Even with the limitations of economic valuation, these are big numbers. It’s becoming increasingly clear that we can’t afford to lose the benefits they provide.
A diverse Canadian society needs us to develop a variety of ways to describe the benefits of nature. This doesn’t mean abandoning the intrinsic vales of nature — the so called cultural services that nature provides. As conservationists, we absolutely need to express why we value nature. Our passion and commitment will inspire a few others to love what we love. But we also need to listen and learn about how other people value nature; to become nimble in understanding and translating why nature is important for everyone.
If we simply insist that all people value nature in the same way that we do, we are missing an opportunity to broaden our own understanding of the values of nature. At worst, our values’ high ground can fuel division and thwart opportunities that could spark new collaborative approaches to advance the conservation work so desperately needed by our communities, country and planet.

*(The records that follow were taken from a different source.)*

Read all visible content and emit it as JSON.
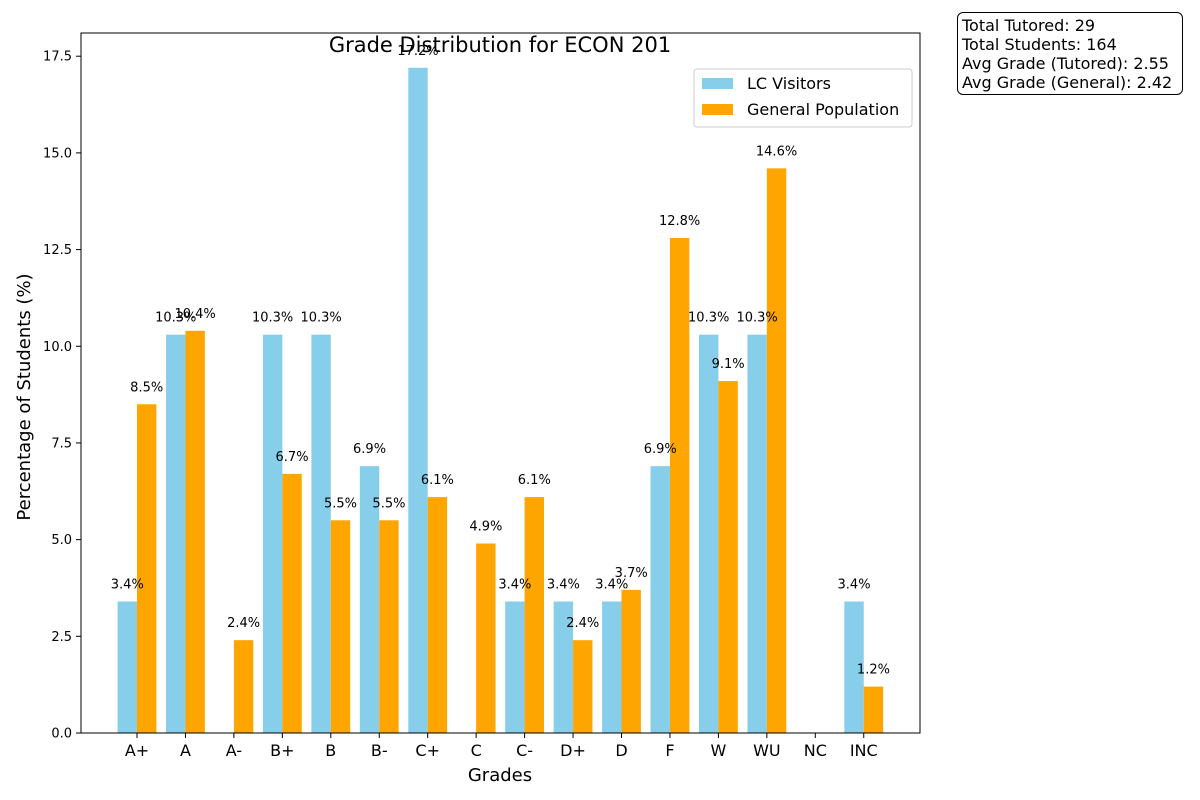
{
  "chart_data": {
    "type": "bar",
    "title": "Grade Distribution for ECON 201",
    "xlabel": "Grades",
    "ylabel": "Percentage of Students (%)",
    "ylim": [
      0,
      18.1
    ],
    "yticks": [
      "0.0",
      "2.5",
      "5.0",
      "7.5",
      "10.0",
      "12.5",
      "15.0",
      "17.5"
    ],
    "categories": [
      "A+",
      "A",
      "A-",
      "B+",
      "B",
      "B-",
      "C+",
      "C",
      "C-",
      "D+",
      "D",
      "F",
      "W",
      "WU",
      "NC",
      "INC"
    ],
    "series": [
      {
        "name": "LC Visitors",
        "color": "#87CEEB",
        "values": [
          3.4,
          10.3,
          0,
          10.3,
          10.3,
          6.9,
          17.2,
          0,
          3.4,
          3.4,
          3.4,
          6.9,
          10.3,
          10.3,
          0,
          3.4
        ],
        "labels": [
          "3.4%",
          "10.3%",
          "",
          "10.3%",
          "10.3%",
          "6.9%",
          "17.2%",
          "",
          "3.4%",
          "3.4%",
          "3.4%",
          "6.9%",
          "10.3%",
          "10.3%",
          "",
          "3.4%"
        ]
      },
      {
        "name": "General Population",
        "color": "#FFA500",
        "values": [
          8.5,
          10.4,
          2.4,
          6.7,
          5.5,
          5.5,
          6.1,
          4.9,
          6.1,
          2.4,
          3.7,
          12.8,
          9.1,
          14.6,
          0,
          1.2
        ],
        "labels": [
          "8.5%",
          "10.4%",
          "2.4%",
          "6.7%",
          "5.5%",
          "5.5%",
          "6.1%",
          "4.9%",
          "6.1%",
          "2.4%",
          "3.7%",
          "12.8%",
          "9.1%",
          "14.6%",
          "",
          "1.2%"
        ]
      }
    ],
    "grid": false,
    "legend": "top-right"
  },
  "stats": {
    "total_tutored": "Total Tutored: 29",
    "total_students": "Total Students: 164",
    "avg_tutored": "Avg Grade (Tutored): 2.55",
    "avg_general": "Avg Grade (General): 2.42"
  }
}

Nature conservation is ultimately about people. Science is doing a good job of identifying what we need to protect and where we need to focus our actions. My office is filled with lists of rare species and maps of priority places. But the pinnacle of conservation is not more information on what to do; it’s creating a society where people value and want to conserve nature.
It wasn’t until I listened that I realized what my response should have been that day on Pelee Island.
I should have asked why they care about Pelee Island. I would have learned that they were fiercely proud of the unique character of the island and that they had conserved species that had been lost from government-protected areas on the mainland. That they were concerned about a lack of job opportunities for their children and recognized the need to diversify the agricultural economy through ecotourism. They were worried about water quality. They wanted a voice in what was protected and how it was managed.
We shared many of the same values. I just didn’t take the time to listen.